Após mais de dez anos de disputa, o CADE chegou esse mês a uma decisão sobre a denúncia realizada pela Associação Nacional dos Fabricantes de Autopeças (ANFAPE) com base em alegações de conduta anticompetitiva e abuso de direito de propriedade industrial praticadas pelas montadoras Volkswagen do Brasil, Fiat Automóveis S.A, (atualmente FCA Fiat Chrysler Brasil Ltda.) e Ford Motor Company Brasil Ltda. Em uma decisão apertada, a maioria dos conselheiros do CADE decidiram por rejeitar a denúnica sob o entendimento de que as montadoras estariam simplesmente exercendo o direito de que trata a Lei da Propriedade Industrial (9.279/96), onde não existe previsão de limitação acerca dos mercados primário e secundário.
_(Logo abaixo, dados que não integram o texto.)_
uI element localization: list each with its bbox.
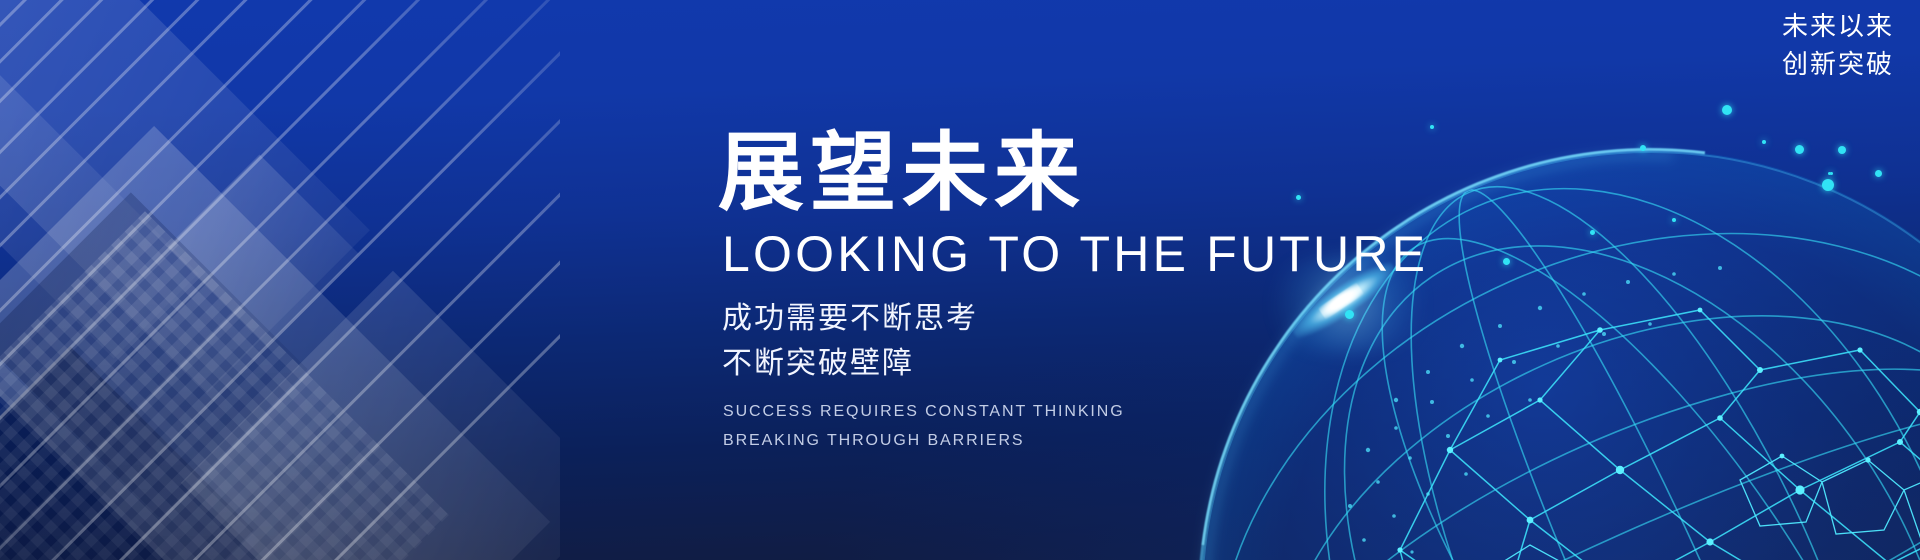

Como recentemente veiculado por nós em um Legal Update anterior, em novembro do ano passado, o Conselheiro Relator do CADE, Paulo Burnier, votou pela condenação das montadoras por entender que elas abusavam dos direitos de propriedade industrial sobre autopeças protegidas por desenho industrial, determinando assim, que elas cessassem a tentativa de impedir que as FIAPs (Fabricantes Independentes de Autopeças) produzissem e comercializassem as peças de reposição.

Ao se posicionar pelo arquivamento do processo, o Conselheiro Maurício Maia ressaltou que não restou comprovada conduta capaz de configurar abuso de direito de propriedade industrial, tendo entendido que o exercício de tal direito seria legítimo pelas montadoras.

A Conselheira Alkmin Junqueira Schmidt concordou com o Conselheiro Maia e acrescentou que caso haja interesse em mudar esse monopólio permitido pela lei, essa mudança deve ser requerida via mecanismo apropriado, e não, via investigação pelo CADE.
A decisão do CADE será remetida ao INPI – Instituto Nacional da Propriedade Industrial e à Secretária de Promoção da Produtividade e Advocacia da Concorrência do Ministério da Fazenda.